By: Brooke Claflin
Arte Povera, which translates literally to Impoverished Art, was an Italian movement in the late 1960s. The name of the group, which consisted mainly of male artists, originated from a comment made by the art critic Germano Celant in 1967. Artists of the movement utilized everyday materials to create their sculptures, and they worked to formulate messages on Italian society through their artwork. They also attempted to transform the relation between the viewer and the artwork by, at certain times, integrating the two. In general, Arte Povera was an important innovation in Italian art through its combination of the classical and the new. However, the focus has often been on the work of Mario Merz and other male figures of the movement. It was only recently that Mario’s wife, Marisa, gained her own recognition at the age of 90. The Met Breuer installed an exhibition, “Marisa Merz: The Sky Is a Great Space,” documenting her 50 years of work.
Other female artists, like Lee Krasner, also experienced being stuck in the shadow of an artist husband. Krasner often put aside her own work to help Jackson Pollock with his career, and, thus, insured her spot in his shadow. Plus, there have always been other limitations to the recognition of women in the art world. For example, things like quilting, sewing, and pottery which, although depending on the culture and time period, were traditionally the work of women are often seen as more practical than artistic. Although many stylistic choices and skill went into all of these activities, they have very rarely been recognized as art. Plus, there is a common misconception that women cannot be artists and mothers because both require a person’s full attention and passion. Yet there are plenty of women who have in fact done both, so why do myths like this persist?
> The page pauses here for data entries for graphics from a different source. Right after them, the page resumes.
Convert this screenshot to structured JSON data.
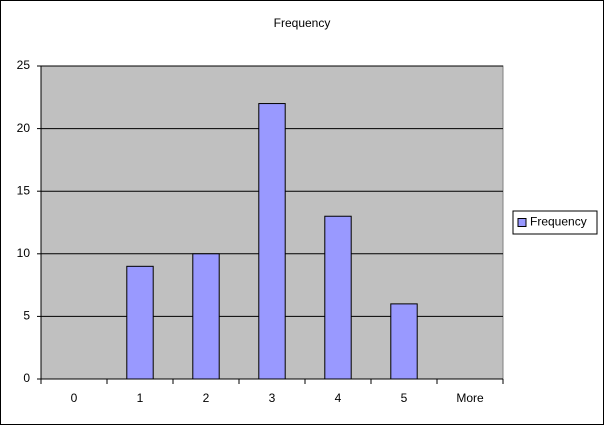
{
  "chart_data": {
    "type": "bar",
    "title": "Frequency",
    "categories": [
      "0",
      "1",
      "2",
      "3",
      "4",
      "5",
      "More"
    ],
    "series": [
      {
        "name": "Frequency",
        "color": "#9999ff",
        "values": [
          0,
          9,
          10,
          22,
          13,
          6,
          0
        ]
      }
    ],
    "ylim": [
      0,
      25
    ],
    "yticks": [
      0,
      5,
      10,
      15,
      20,
      25
    ],
    "grid": true,
    "legend": "right"
  }
}
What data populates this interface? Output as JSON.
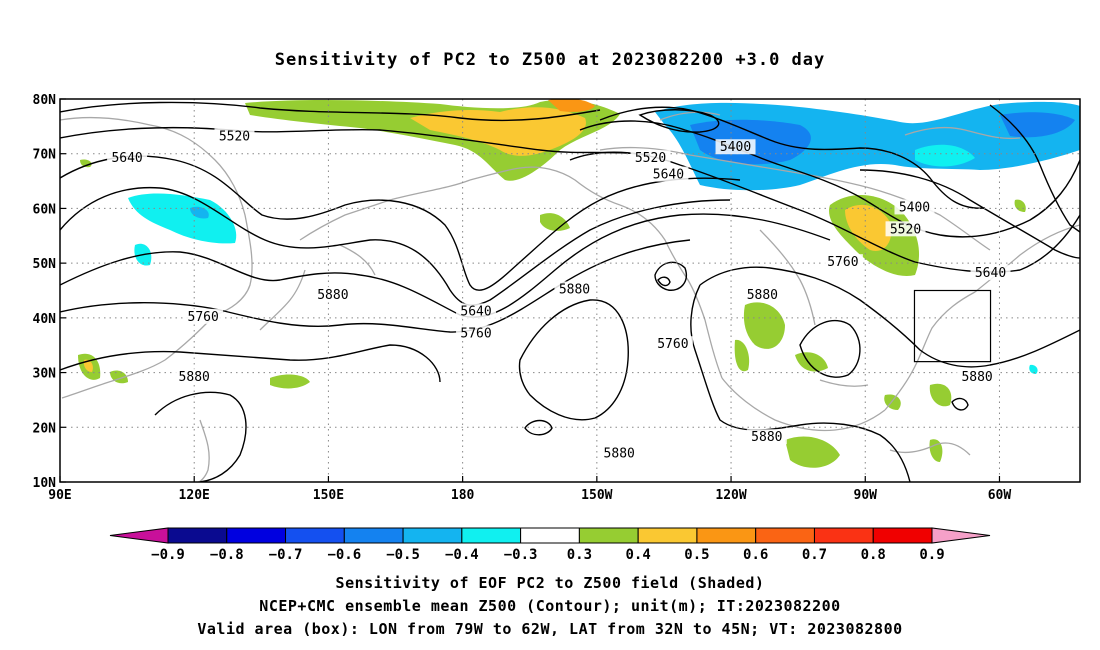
{
  "title": "Sensitivity of PC2 to Z500 at 2023082200 +3.0 day",
  "captions": [
    "Sensitivity of EOF PC2 to Z500 field (Shaded)",
    "NCEP+CMC ensemble mean Z500 (Contour); unit(m); IT:2023082200",
    "Valid area (box): LON from 79W to 62W, LAT from 32N to 45N; VT: 2023082800"
  ],
  "map": {
    "lon_labels": [
      "90E",
      "120E",
      "150E",
      "180",
      "150W",
      "120W",
      "90W",
      "60W"
    ],
    "lat_labels": [
      "80N",
      "70N",
      "60N",
      "50N",
      "40N",
      "30N",
      "20N",
      "10N"
    ],
    "lon_ticks": [
      90,
      120,
      150,
      180,
      210,
      240,
      270,
      300
    ],
    "lat_ticks": [
      80,
      70,
      60,
      50,
      40,
      30,
      20,
      10
    ],
    "lon_range": [
      90,
      318
    ],
    "lat_range": [
      10,
      80
    ],
    "valid_box": {
      "lon": [
        281,
        298
      ],
      "lat": [
        32,
        45
      ]
    },
    "contour_labels": [
      {
        "text": "5520",
        "lon": 129,
        "lat": 73
      },
      {
        "text": "5640",
        "lon": 105,
        "lat": 69
      },
      {
        "text": "5520",
        "lon": 222,
        "lat": 69
      },
      {
        "text": "5400",
        "lon": 241,
        "lat": 71
      },
      {
        "text": "5640",
        "lon": 226,
        "lat": 66
      },
      {
        "text": "5400",
        "lon": 281,
        "lat": 60
      },
      {
        "text": "5520",
        "lon": 279,
        "lat": 56
      },
      {
        "text": "5760",
        "lon": 265,
        "lat": 50
      },
      {
        "text": "5640",
        "lon": 298,
        "lat": 48
      },
      {
        "text": "5880",
        "lon": 151,
        "lat": 44
      },
      {
        "text": "5760",
        "lon": 122,
        "lat": 40
      },
      {
        "text": "5640",
        "lon": 183,
        "lat": 41
      },
      {
        "text": "5760",
        "lon": 183,
        "lat": 37
      },
      {
        "text": "5880",
        "lon": 205,
        "lat": 45
      },
      {
        "text": "5760",
        "lon": 227,
        "lat": 35
      },
      {
        "text": "5880",
        "lon": 247,
        "lat": 44
      },
      {
        "text": "5880",
        "lon": 120,
        "lat": 29
      },
      {
        "text": "5880",
        "lon": 295,
        "lat": 29
      },
      {
        "text": "5880",
        "lon": 248,
        "lat": 18
      },
      {
        "text": "5880",
        "lon": 215,
        "lat": 15
      }
    ]
  },
  "colorbar": {
    "labels": [
      "-0.9",
      "-0.8",
      "-0.7",
      "-0.6",
      "-0.5",
      "-0.4",
      "-0.3",
      "0.3",
      "0.4",
      "0.5",
      "0.6",
      "0.7",
      "0.8",
      "0.9"
    ],
    "low_extend_color": "#c8109a",
    "high_extend_color": "#f5a0c8",
    "colors": [
      "#0a0a90",
      "#0000e0",
      "#1450f0",
      "#1482f0",
      "#14b4f0",
      "#10f0f0",
      "#ffffff",
      "#96cd32",
      "#fac832",
      "#fa9614",
      "#fa6414",
      "#fa3214",
      "#f00000"
    ]
  },
  "colors": {
    "contour": "#000000",
    "coastline": "#a8a8a8",
    "grid": "#888888",
    "valid_box": "#000000"
  }
}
The National Museum of Women in the Arts recently challenged people to name five female artists, something that sounds easy at first but soon proves itself to be a challenge. In general, there seems to be a stigma around women as artists, perhaps because there is an accepted canon of great artists. This canon includes Da Vinci, Van Gogh, Picasso, Matisse, and many other men; I am not saying that these men do not deserve the distinction they have received, but I do think that their recognition has contributed to the systematic exclusion of women from the art world. Moreover, this historic exclusion has made the current lack of female artists seem unproblematic. So what can be done?
In my opinion, this problem can be solved, at least partially, by continuing the work the Met Breuer has started. We need to acknowledge female artists that were previously ignored despite their exemplary work in order to normalize the presence of women in the art world. The addition of women to the largely male canon could go a long way in creating a space for female artists in the current world free of stigma.